According to recent USC graduate Zoe Katz, the inquiry that prompted USC to expel Matt Boermeester, a former kicker on the USC football team, was "horrible and unjust." Katz said she is coming forward now to clear Boermeester's name and push for changes in the way Title IX investigations are conducted.
In a statement provided to the press through her lawyer, Katz alleges that Boermeester was "false accused" of abusing her after a neighbor saw them roughhousing in her front yard.
The two seniors had been dating for more than a year at that point; from the looks of Katz's recent social media posts, they're still together. Katz was a star on the school's tennis team, and Boermeester was the football player who had kicked the game-winning field goal for USC in this year's Rose Bowl.
According to Katz, the neighbor told his roommate what he thought he saw, who told a coach in the USC athletic department, who reported the incident to the school's Title IX office (the unit tasked, per federal mandate, with investigating suspected incidents of sex-based discrimination and violence). The school began an investigation into the allegations in February, at which time Boermeester was suspended from the football team and from school.
At the time, Katz tweeted: "I am the one involved in the investigation with Matt Boermeester.
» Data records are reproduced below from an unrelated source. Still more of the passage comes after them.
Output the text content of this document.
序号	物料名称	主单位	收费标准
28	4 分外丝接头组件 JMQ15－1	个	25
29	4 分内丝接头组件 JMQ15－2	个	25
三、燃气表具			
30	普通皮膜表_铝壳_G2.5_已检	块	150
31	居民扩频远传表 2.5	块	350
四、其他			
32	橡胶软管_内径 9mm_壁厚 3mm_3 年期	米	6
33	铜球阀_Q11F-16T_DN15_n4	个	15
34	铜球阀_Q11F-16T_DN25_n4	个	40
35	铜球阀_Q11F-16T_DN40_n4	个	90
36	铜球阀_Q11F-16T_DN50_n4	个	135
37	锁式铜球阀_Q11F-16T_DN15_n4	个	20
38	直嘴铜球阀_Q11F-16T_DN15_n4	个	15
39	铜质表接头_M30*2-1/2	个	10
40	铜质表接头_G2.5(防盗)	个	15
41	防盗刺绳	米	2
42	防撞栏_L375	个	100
The report is false." Since then, she was mostly silent on the issue in public, until this week's statement. In it, she states unequivocably that she has "never been abused, assaulted, or otherwise mistreated by Matt."
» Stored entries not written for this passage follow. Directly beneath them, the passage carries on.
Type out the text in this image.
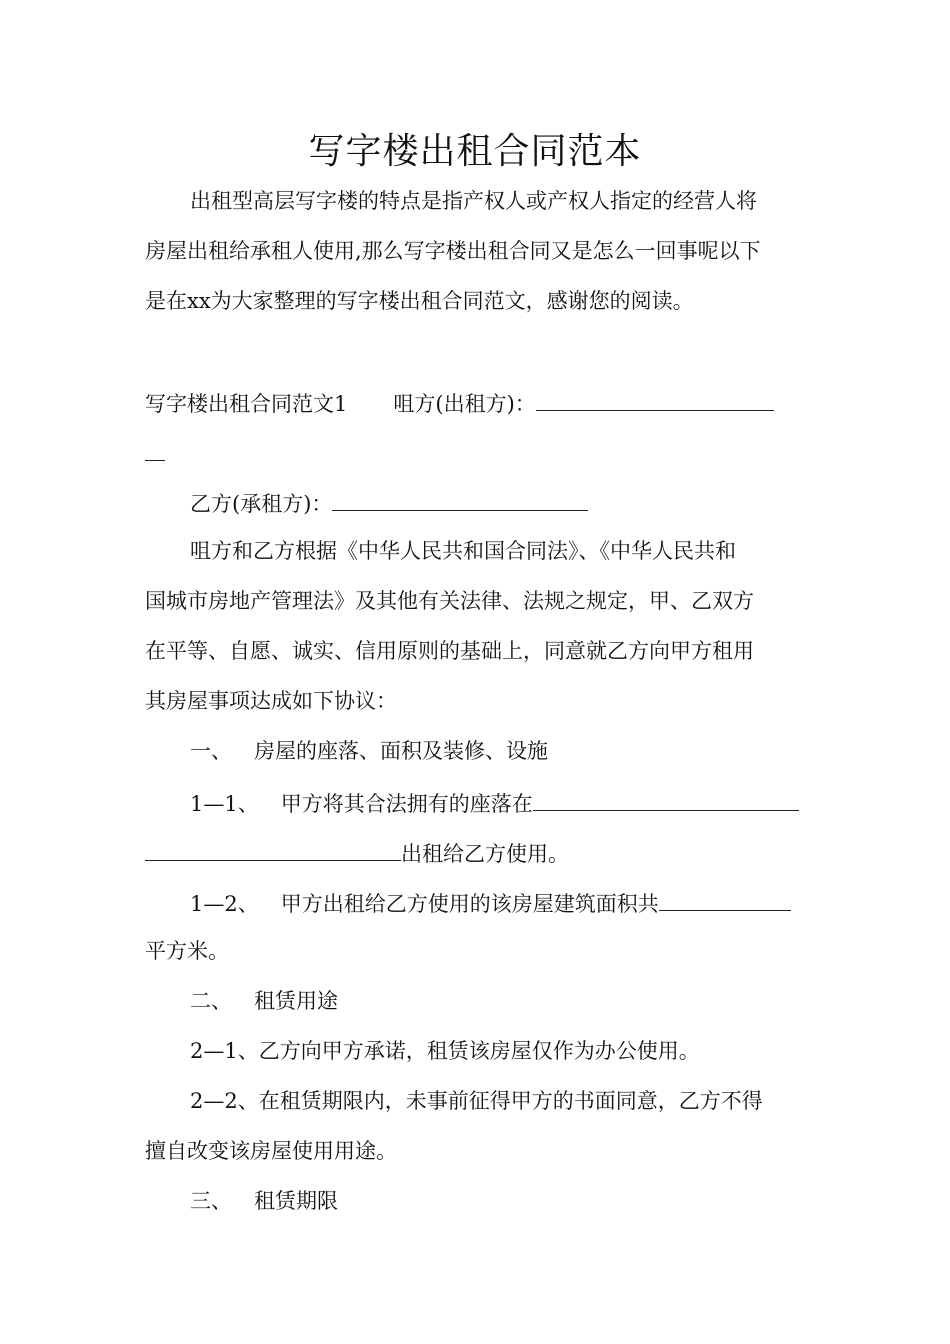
写字楼出租合同范本
出租型高层写字楼的特点是指产权人或产权人指定的经营人将
房屋出租给承租人使用,那么写字楼出租合同又是怎么一回事呢以下
是在xx为大家整理的写字楼出租合同范文，感谢您的阅读。
写字楼出租合同范文1 咀方(出租方)：
乙方(承租方)：
咀方和乙方根据《中华人民共和国合同法》、《中华人民共和
国城市房地产管理法》及其他有关法律、法规之规定，甲、乙双方
在平等、自愿、诚实、信用原则的基础上，同意就乙方向甲方租用
其房屋事项达成如下协议：
一、 房屋的座落、面积及装修、设施
1—1、 甲方将其合法拥有的座落在
出租给乙方使用。
1—2、 甲方出租给乙方使用的该房屋建筑面积共
平方米。
二、 租赁用途
2—1、乙方向甲方承诺，租赁该房屋仅作为办公使用。
2—2、在租赁期限内，未事前征得甲方的书面同意，乙方不得
擅自改变该房屋使用用途。
三、 租赁期限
But the school refused to believe her, says Katz. Instead, investigators immediately cast her as someone in an abusive relationship who was too afraid to tell the truth about her situation.
The Title IX crew was "dismissive and demeaning," said Katz. They told her she "must be afraid of Matt," a charge she denied. In classic witch-hunt style, any protestations on Katz's part were taken as further evidence of the exact opposite of what she was saying:
When I told the truth about Matt, in repeated interrogations, I was stereotyped and was told I must be a 'battered' woman, and that made me feel demeaned and absurdly profiled. I understand that domestic violence is a terrible problem, but in no way does that apply to Matt and me.
Ultimately, Katz felt "misled, harassed, threatened and discriminated against" by the school's Title IX office.
During Boermeester's suspension, he was barred from returning to campus and from having contact with Katz. Eventually, he was told not to return.
In a statement to the Los Angeles Times, USC would only say that it had concluded its investigation and could not comment further. "Per the register, [Boermeester] is no longer enrolled at the university," it said.
As Democrats attempt to depict any changes to Title IX policy as some sort of typical Trump attack on women's rights, Katz's story provides yet another example how wrong they are.